Sammy Hagar On David Lee Roth “I don’t respect Dave’s artistry” “he refuses to acknowledge that VAN HALEN with me was even more successful than VAN HALEN with him, and that’s very stupid of him”
Sammy Hagar says that David Lee Roth “refuses to acknowledge” that VAN HALEN “was even more successful” during Sammy‘s tenure with the band.
Hagar replaced David Lee Roth in VAN HALEN in 1985 and recorded four studio albums with the band — “5150”, “OU812”, “For Unlawful Carnal Knowledge” and “Balance” — all of which topped the U.S. chart. The highest-charting Roth-led VAN HALEN album was a No. 2, and it took until “1984” to achieve that. (2012’s “A Different Kind Of Truth” also landed at No. 2.)
Asked about his so-called “rivalry” with Roth, Hagar told Planet Rock magazine: “It wasn’t even a blip on my radar.
“I don’t respect Dave‘s artistry, but I do think he’s clever and a great showman and what he did with VAN HALEN in the early days was fantastic. VAN HALEN couldn’t have made it without him.
“God bless Dave, but he refuses to acknowledge that VAN HALEN with me was even more successful than VAN HALEN with him, and that’s very stupid of him. That’d be like me not acknowledging what he did for the band before I joined: that would be stupid, wouldn’t it?”
Hagar also spoke about the circumstances that led to the end of his first stint with the band.
“We had eight years of [huge success], and then suddenly people in the band started changing… and it wasn’t me and it wasn’t Mike [Anthony, bass],” Hagar said.
“The ‘Balance’ record was like pulling teeth, things got very dysfunctional by then. Drugs and alcohol and insecurity and bad management killed that band.”
You can read the full in-depth “Confessional” interview with Hagar in issue 15 of Planet Rockmagazine, which is on sale now.

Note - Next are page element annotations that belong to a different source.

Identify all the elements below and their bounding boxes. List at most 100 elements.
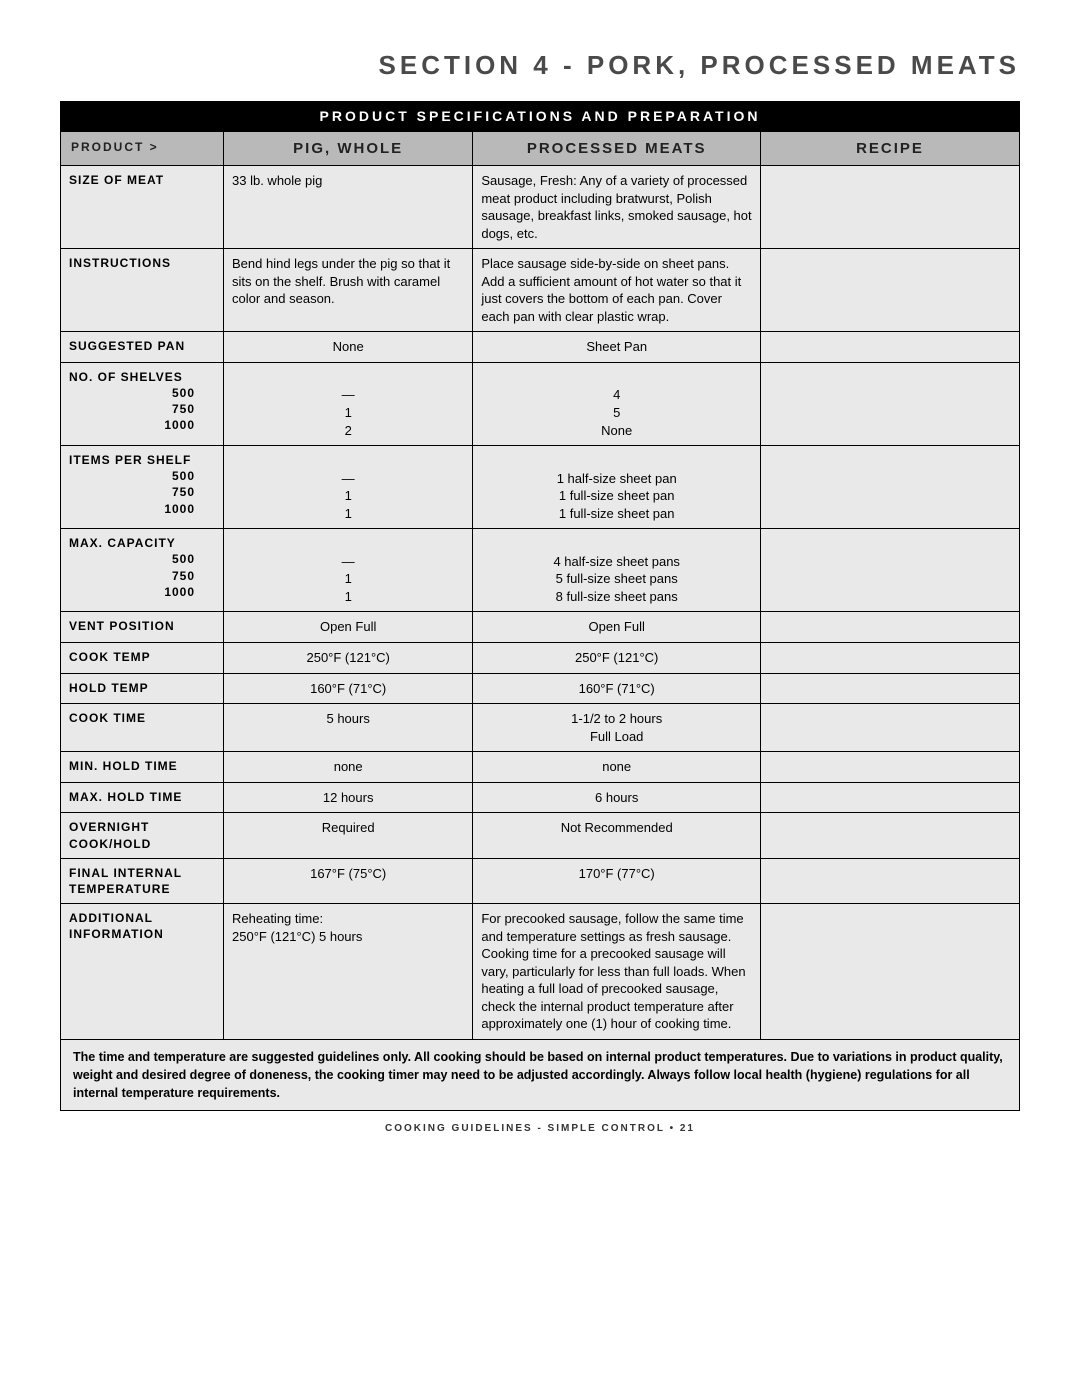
label-shelves-text: NO. OF SHELVES <box>69 370 183 384</box>
row-overnight: OVERNIGHT COOK/HOLD Required Not Recomme… <box>61 813 1020 858</box>
label-capacity-500: 500 <box>69 551 215 567</box>
banner: PRODUCT SPECIFICATIONS AND PREPARATION <box>60 101 1020 131</box>
cell-pig-final-temp: 167°F (75°C) <box>224 858 473 903</box>
cell-proc-shelves: 4 5 None <box>473 362 761 445</box>
label-suggested-pan: SUGGESTED PAN <box>61 332 224 363</box>
cell-recipe-max-hold <box>761 782 1020 813</box>
label-overnight-2: COOK/HOLD <box>69 836 215 852</box>
cell-recipe-shelves <box>761 362 1020 445</box>
cell-proc-max-hold: 6 hours <box>473 782 761 813</box>
proc-shelves-1000: None <box>481 422 752 440</box>
label-shelves: NO. OF SHELVES 500 750 1000 <box>61 362 224 445</box>
header-product: PRODUCT > <box>61 132 224 166</box>
cell-recipe-items <box>761 446 1020 529</box>
proc-shelves-750: 5 <box>481 404 752 422</box>
spacer <box>481 452 752 470</box>
cell-proc-final-temp: 170°F (77°C) <box>473 858 761 903</box>
row-cook-time: COOK TIME 5 hours 1-1/2 to 2 hours Full … <box>61 704 1020 752</box>
row-max-capacity: MAX. CAPACITY 500 750 1000 — 1 1 4 half-… <box>61 529 1020 612</box>
proc-cap-1000: 8 full-size sheet pans <box>481 588 752 606</box>
label-overnight-1: OVERNIGHT <box>69 819 215 835</box>
spacer <box>481 535 752 553</box>
spacer <box>232 452 464 470</box>
label-overnight: OVERNIGHT COOK/HOLD <box>61 813 224 858</box>
cell-proc-pan: Sheet Pan <box>473 332 761 363</box>
cell-recipe-overnight <box>761 813 1020 858</box>
pig-shelves-500: — <box>232 386 464 404</box>
row-no-of-shelves: NO. OF SHELVES 500 750 1000 — 1 2 4 5 No… <box>61 362 1020 445</box>
label-items-750: 750 <box>69 484 215 500</box>
label-cook-temp: COOK TEMP <box>61 643 224 674</box>
page-footer: COOKING GUIDELINES - SIMPLE CONTROL • 21 <box>60 1123 1020 1134</box>
label-shelves-500: 500 <box>69 385 215 401</box>
label-size-of-meat: SIZE OF MEAT <box>61 166 224 249</box>
proc-items-500: 1 half-size sheet pan <box>481 470 752 488</box>
header-processed-meats: PROCESSED MEATS <box>473 132 761 166</box>
pig-add-1: Reheating time: <box>232 910 464 928</box>
spacer <box>232 535 464 553</box>
label-shelves-1000: 1000 <box>69 417 215 433</box>
cell-recipe-size <box>761 166 1020 249</box>
pig-items-500: — <box>232 470 464 488</box>
label-items: ITEMS PER SHELF 500 750 1000 <box>61 446 224 529</box>
proc-items-750: 1 full-size sheet pan <box>481 487 752 505</box>
row-footnote: The time and temperature are suggested g… <box>61 1039 1020 1110</box>
label-additional: ADDITIONAL INFORMATION <box>61 904 224 1040</box>
cell-proc-min-hold: none <box>473 752 761 783</box>
cell-recipe-instructions <box>761 249 1020 332</box>
cell-proc-cook-time: 1-1/2 to 2 hours Full Load <box>473 704 761 752</box>
pig-shelves-1000: 2 <box>232 422 464 440</box>
label-capacity: MAX. CAPACITY 500 750 1000 <box>61 529 224 612</box>
proc-shelves-500: 4 <box>481 386 752 404</box>
cell-pig-max-hold: 12 hours <box>224 782 473 813</box>
cell-proc-additional: For precooked sausage, follow the same t… <box>473 904 761 1040</box>
cell-proc-cook-temp: 250°F (121°C) <box>473 643 761 674</box>
pig-shelves-750: 1 <box>232 404 464 422</box>
proc-items-1000: 1 full-size sheet pan <box>481 505 752 523</box>
label-cook-time: COOK TIME <box>61 704 224 752</box>
proc-cook-time-1: 1-1/2 to 2 hours <box>481 710 752 728</box>
pig-cap-1000: 1 <box>232 588 464 606</box>
cell-recipe-min-hold <box>761 752 1020 783</box>
cell-pig-cook-time: 5 hours <box>224 704 473 752</box>
cell-proc-hold-temp: 160°F (71°C) <box>473 673 761 704</box>
cell-recipe-cook-time <box>761 704 1020 752</box>
row-items-per-shelf: ITEMS PER SHELF 500 750 1000 — 1 1 1 hal… <box>61 446 1020 529</box>
spacer <box>481 369 752 387</box>
pig-cap-750: 1 <box>232 570 464 588</box>
row-max-hold-time: MAX. HOLD TIME 12 hours 6 hours <box>61 782 1020 813</box>
label-capacity-750: 750 <box>69 568 215 584</box>
cell-recipe-final-temp <box>761 858 1020 903</box>
cell-pig-capacity: — 1 1 <box>224 529 473 612</box>
label-min-hold: MIN. HOLD TIME <box>61 752 224 783</box>
cell-pig-hold-temp: 160°F (71°C) <box>224 673 473 704</box>
row-cook-temp: COOK TEMP 250°F (121°C) 250°F (121°C) <box>61 643 1020 674</box>
label-capacity-1000: 1000 <box>69 584 215 600</box>
cell-recipe-vent <box>761 612 1020 643</box>
cell-proc-overnight: Not Recommended <box>473 813 761 858</box>
pig-cap-500: — <box>232 553 464 571</box>
cell-pig-size: 33 lb. whole pig <box>224 166 473 249</box>
proc-cook-time-2: Full Load <box>481 728 752 746</box>
label-final-2: TEMPERATURE <box>69 881 215 897</box>
cell-pig-vent: Open Full <box>224 612 473 643</box>
label-items-text: ITEMS PER SHELF <box>69 453 191 467</box>
cell-pig-instructions: Bend hind legs under the pig so that it … <box>224 249 473 332</box>
spacer <box>232 369 464 387</box>
footnote-text: The time and temperature are suggested g… <box>61 1039 1020 1110</box>
cell-proc-items: 1 half-size sheet pan 1 full-size sheet … <box>473 446 761 529</box>
label-additional-2: INFORMATION <box>69 926 215 942</box>
spec-table: PRODUCT > PIG, WHOLE PROCESSED MEATS REC… <box>60 131 1020 1111</box>
cell-recipe-hold-temp <box>761 673 1020 704</box>
row-vent-position: VENT POSITION Open Full Open Full <box>61 612 1020 643</box>
label-final-temp: FINAL INTERNAL TEMPERATURE <box>61 858 224 903</box>
cell-recipe-additional <box>761 904 1020 1040</box>
row-min-hold-time: MIN. HOLD TIME none none <box>61 752 1020 783</box>
label-additional-1: ADDITIONAL <box>69 910 215 926</box>
header-recipe: RECIPE <box>761 132 1020 166</box>
row-instructions: INSTRUCTIONS Bend hind legs under the pi… <box>61 249 1020 332</box>
label-instructions: INSTRUCTIONS <box>61 249 224 332</box>
label-shelves-750: 750 <box>69 401 215 417</box>
row-size-of-meat: SIZE OF MEAT 33 lb. whole pig Sausage, F… <box>61 166 1020 249</box>
pig-add-2: 250°F (121°C) 5 hours <box>232 928 464 946</box>
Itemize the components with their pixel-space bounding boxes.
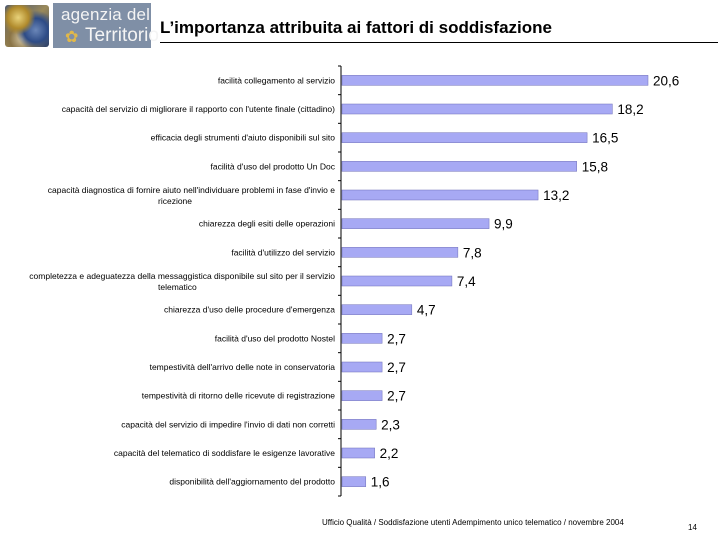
logo-brand-panel: [53, 3, 151, 48]
data-label: 13,2: [543, 188, 569, 203]
category-label: chiarezza degli esiti delle operazioni: [199, 219, 335, 229]
category-label: facilità d'utilizzo del servizio: [231, 247, 335, 257]
data-label: 2,3: [381, 417, 400, 432]
bar: [341, 75, 649, 86]
category-label-continued: ricezione: [158, 196, 192, 206]
data-label: 2,7: [387, 331, 406, 346]
bar: [341, 132, 588, 143]
data-label: 9,9: [494, 217, 513, 232]
category-label: efficacia degli strumenti d'aiuto dispon…: [151, 133, 336, 143]
category-label: capacità diagnostica di fornire aiuto ne…: [48, 185, 335, 195]
data-label: 2,7: [387, 360, 406, 375]
data-label: 16,5: [592, 131, 618, 146]
bar: [341, 476, 367, 487]
bar-chart: 20,6 facilità collegamento al servizio 18,…: [29, 65, 679, 497]
data-label: 7,4: [457, 274, 476, 289]
bar: [341, 103, 613, 115]
logo-mosaic-emblem: [5, 5, 49, 47]
page-number: 14: [688, 523, 697, 532]
agency-logo: agenzia del ✿ Territorio: [3, 3, 159, 48]
bar: [341, 247, 459, 258]
logo-line-1: agenzia del: [61, 5, 151, 24]
page-title: L’importanza attribuita ai fattori di so…: [160, 18, 552, 37]
category-label: capacità del servizio di impedire l'invi…: [121, 419, 335, 429]
data-label: 2,7: [387, 389, 406, 404]
data-label: 2,2: [380, 446, 399, 461]
data-label: 20,6: [653, 73, 679, 88]
bar: [341, 275, 453, 287]
category-label: disponibilità dell'aggiornamento del pro…: [169, 477, 335, 487]
footer-text: Ufficio Qualità / Soddisfazione utenti A…: [322, 518, 624, 527]
category-label: completezza e adeguatezza della messaggi…: [29, 271, 335, 281]
bar: [341, 361, 383, 373]
data-label: 4,7: [417, 303, 436, 318]
category-label: tempestività dell'arrivo delle note in c…: [150, 362, 336, 372]
bar: [341, 447, 375, 459]
category-label: capacità del telematico di soddisfare le…: [114, 448, 335, 458]
bar: [341, 189, 539, 201]
category-label: facilità d'uso del prodotto Un Doc: [211, 161, 336, 171]
category-label: capacità del servizio di migliorare il r…: [62, 104, 335, 114]
data-label: 7,8: [463, 245, 482, 260]
category-label-continued: telematico: [158, 282, 197, 292]
category-label: chiarezza d'uso delle procedure d'emerge…: [164, 305, 335, 315]
data-label: 1,6: [371, 475, 390, 490]
bar: [341, 161, 577, 172]
bar: [341, 390, 383, 401]
category-label: facilità collegamento al servizio: [218, 75, 335, 85]
flower-icon: ✿: [65, 29, 79, 46]
data-label: 18,2: [617, 102, 643, 117]
bar: [341, 333, 383, 344]
bar: [341, 419, 377, 430]
data-label: 15,8: [582, 159, 608, 174]
category-label: facilità d'uso del prodotto Nostel: [215, 333, 335, 343]
title-underline: [160, 42, 718, 43]
bar: [341, 218, 490, 229]
category-label: tempestività di ritorno delle ricevute d…: [142, 391, 336, 401]
logo-line-2: Territorio: [85, 25, 159, 46]
bar: [341, 304, 413, 315]
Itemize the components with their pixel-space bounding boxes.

Hagar told The Pulse Of Radio a while back that his problems with Eddie Van Halen began during the sessions for “Balance”, Hagar‘s last album with the group. “Eddie needs somebody to make decisions and a leader, y’know?” he said. “He’s not a natural born leader kind of guy. And his brother [Alex Van Halen] was always the leader before — or Roth was the leader before — and when Roth left, his brother and him bumped heads so much, when I walked in it was like, ‘Well, what does Sam wanna do?’ y’know? So it became kind of like, yeah, I was making all the decisions, so then on ‘Balance’, all of a sudden, he didn’t like my decisions and it was like really weird.”
Hagar blasted his former bandmates in an interview in 2015, saying there was “no chemistry” between the members of the group’s current lineup, including Roth. He said at the time: “They don’t like each other. I mean, it’s obvious. It’s like a backup band with a guy out there in front. I bet they don’t say five words to each other offstage.”
Hagar, Anthony, Alex and Eddie Van Halen last teamed up in 2004 for a U.S. summer tour. In exchange for taking part in the tour, Anthony reportedly had to agree to take a pay cut and sign away his rights to the band name and logo.